Al mismo tiempo, el turismo evoluciona, y el señor Sigurbjarnarson reconoce que su negocio está en auge. El 90% de sus aproximadamente 30.000 clientes anuales vienen desde fuera a observar a estos mamíferos gigantes, de abril a octubre, durante su migración en aguas de Islandia. Incluso en un día lluvioso y triste, una veintena de turistas, algunos de Austria, Estado francés, Alemania, Italia o Países Bajos, se han embarcado en la «Nattfari», un barco de arrastre de 22 metros, utilizado ahora para la observación de cetáceos en la bahía de Skjálfandi.
«¡Hay interés en ver que hay ballenas!», confiesa Lauga Antoine, un francés de treinta años proveniente de Estrasburgo, acompañado de su amiga Katia Groh, cobijados bajo un impermeable de color amarillo brillante.
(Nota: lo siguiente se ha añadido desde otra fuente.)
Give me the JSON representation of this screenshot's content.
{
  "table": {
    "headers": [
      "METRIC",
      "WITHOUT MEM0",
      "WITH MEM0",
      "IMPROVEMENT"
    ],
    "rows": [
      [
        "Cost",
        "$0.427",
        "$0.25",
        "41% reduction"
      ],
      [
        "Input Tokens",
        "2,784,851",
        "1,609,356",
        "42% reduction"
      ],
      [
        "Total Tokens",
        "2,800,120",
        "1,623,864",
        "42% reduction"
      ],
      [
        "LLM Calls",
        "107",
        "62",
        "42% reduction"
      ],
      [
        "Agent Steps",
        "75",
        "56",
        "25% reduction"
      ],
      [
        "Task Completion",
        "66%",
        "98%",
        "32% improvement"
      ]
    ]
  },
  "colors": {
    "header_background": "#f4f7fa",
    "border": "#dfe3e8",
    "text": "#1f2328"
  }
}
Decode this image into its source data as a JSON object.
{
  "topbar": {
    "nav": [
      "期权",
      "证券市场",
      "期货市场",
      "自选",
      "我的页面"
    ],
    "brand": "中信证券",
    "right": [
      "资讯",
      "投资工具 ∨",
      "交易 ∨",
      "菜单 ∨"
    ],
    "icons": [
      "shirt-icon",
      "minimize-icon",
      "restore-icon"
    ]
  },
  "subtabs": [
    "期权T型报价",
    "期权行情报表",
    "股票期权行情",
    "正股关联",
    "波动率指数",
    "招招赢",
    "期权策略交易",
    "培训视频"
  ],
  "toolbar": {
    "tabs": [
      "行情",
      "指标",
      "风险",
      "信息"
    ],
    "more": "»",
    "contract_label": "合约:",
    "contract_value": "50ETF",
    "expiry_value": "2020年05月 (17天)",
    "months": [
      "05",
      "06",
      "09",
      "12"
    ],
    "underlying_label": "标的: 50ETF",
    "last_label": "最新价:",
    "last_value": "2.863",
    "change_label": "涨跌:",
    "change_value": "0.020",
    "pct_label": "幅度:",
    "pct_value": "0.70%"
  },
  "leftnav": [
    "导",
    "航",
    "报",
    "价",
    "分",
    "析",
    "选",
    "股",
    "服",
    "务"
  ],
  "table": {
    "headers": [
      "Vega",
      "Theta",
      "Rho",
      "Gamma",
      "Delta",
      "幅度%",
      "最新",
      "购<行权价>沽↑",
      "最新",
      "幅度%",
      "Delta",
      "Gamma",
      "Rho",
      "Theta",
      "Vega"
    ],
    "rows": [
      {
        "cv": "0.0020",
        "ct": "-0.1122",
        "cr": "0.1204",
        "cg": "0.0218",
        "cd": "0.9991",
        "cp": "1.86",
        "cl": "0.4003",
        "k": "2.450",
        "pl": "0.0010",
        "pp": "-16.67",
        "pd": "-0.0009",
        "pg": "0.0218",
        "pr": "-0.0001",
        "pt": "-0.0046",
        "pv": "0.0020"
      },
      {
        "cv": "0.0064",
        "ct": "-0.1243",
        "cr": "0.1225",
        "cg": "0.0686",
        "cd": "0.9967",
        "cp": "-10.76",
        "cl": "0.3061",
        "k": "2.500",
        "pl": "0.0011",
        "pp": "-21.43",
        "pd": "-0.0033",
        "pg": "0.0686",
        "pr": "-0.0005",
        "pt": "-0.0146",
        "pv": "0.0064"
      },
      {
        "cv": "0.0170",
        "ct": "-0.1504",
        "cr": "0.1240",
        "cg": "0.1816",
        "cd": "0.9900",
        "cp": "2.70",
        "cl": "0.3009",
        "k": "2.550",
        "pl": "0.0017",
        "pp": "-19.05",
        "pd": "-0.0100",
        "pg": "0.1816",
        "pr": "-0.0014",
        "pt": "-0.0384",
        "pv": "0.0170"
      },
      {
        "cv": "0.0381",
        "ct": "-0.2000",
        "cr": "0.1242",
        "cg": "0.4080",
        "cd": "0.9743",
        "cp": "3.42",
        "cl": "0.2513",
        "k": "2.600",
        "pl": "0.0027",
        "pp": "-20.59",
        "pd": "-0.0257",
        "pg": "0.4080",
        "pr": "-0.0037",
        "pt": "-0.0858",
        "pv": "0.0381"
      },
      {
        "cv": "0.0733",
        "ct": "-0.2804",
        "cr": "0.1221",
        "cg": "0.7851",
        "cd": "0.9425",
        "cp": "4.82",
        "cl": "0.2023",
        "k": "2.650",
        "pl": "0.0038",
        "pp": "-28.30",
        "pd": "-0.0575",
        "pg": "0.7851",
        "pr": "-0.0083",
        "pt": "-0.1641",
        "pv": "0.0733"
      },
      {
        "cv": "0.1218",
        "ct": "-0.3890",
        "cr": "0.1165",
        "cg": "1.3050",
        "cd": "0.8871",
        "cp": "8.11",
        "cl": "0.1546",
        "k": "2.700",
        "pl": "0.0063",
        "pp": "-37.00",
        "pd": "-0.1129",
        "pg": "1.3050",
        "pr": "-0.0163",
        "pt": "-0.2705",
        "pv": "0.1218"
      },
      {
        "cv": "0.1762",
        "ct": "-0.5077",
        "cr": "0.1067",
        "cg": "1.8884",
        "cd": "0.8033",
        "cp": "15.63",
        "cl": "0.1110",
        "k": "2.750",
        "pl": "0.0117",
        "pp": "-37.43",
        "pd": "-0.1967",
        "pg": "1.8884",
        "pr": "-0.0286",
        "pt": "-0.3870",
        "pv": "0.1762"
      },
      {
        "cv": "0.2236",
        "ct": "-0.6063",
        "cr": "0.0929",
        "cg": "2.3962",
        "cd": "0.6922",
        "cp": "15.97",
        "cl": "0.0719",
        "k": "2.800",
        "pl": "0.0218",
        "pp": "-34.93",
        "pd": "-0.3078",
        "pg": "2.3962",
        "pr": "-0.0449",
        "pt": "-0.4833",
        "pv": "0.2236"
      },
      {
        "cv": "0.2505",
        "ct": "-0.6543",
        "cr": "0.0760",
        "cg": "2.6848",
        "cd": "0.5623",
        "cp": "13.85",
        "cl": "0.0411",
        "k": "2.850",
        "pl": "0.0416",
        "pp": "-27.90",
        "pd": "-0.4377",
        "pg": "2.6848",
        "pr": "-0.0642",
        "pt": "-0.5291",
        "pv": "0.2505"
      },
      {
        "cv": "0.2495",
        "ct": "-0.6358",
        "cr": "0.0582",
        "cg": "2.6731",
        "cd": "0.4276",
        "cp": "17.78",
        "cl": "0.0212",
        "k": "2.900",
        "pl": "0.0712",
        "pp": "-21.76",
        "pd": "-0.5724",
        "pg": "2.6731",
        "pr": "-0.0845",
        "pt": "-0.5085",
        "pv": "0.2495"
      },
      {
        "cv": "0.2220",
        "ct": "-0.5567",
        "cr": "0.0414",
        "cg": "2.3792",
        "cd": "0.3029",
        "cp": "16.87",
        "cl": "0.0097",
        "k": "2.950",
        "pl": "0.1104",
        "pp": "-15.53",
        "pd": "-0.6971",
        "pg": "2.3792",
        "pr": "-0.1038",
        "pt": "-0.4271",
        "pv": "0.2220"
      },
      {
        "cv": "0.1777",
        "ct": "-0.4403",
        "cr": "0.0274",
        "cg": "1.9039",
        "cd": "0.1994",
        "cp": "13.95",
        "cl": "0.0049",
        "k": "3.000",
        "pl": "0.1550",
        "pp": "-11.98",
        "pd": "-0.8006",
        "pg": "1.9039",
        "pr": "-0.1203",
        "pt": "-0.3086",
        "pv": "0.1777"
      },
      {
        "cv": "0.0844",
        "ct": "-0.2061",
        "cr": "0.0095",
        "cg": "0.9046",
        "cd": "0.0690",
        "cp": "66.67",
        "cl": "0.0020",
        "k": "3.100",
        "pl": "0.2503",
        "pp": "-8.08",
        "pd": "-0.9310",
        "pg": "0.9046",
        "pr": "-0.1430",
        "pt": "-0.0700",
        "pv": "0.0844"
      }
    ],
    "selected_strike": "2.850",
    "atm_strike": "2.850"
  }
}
Empapados, se aferran a la barandilla del barco semisumergido, sacudido por el fuerte oleaje.
De repente, gritos de alegría: la cabeza negra de una ballena jorobada emerge de las aguas grises antes de sumergirse rápidamente con un gran batir de su aleta, proyectando un caudal de agua enorme. En un recorrido de tres horas, el grupo de turistas ha podido ver, a pesar de la escasa visibilidad, dos ballenas jorobadas y un grupo de delfines. Sigurbjarnarson asegura que existe un 98% de posibilidades de ver ballenas en cada viaje.
En Reykjavik, cada vez más agencias proponen ir a observar ballenas, para volver después a puerto, una fórmula turística que, cada vez, es promovida por las distintas autoridades.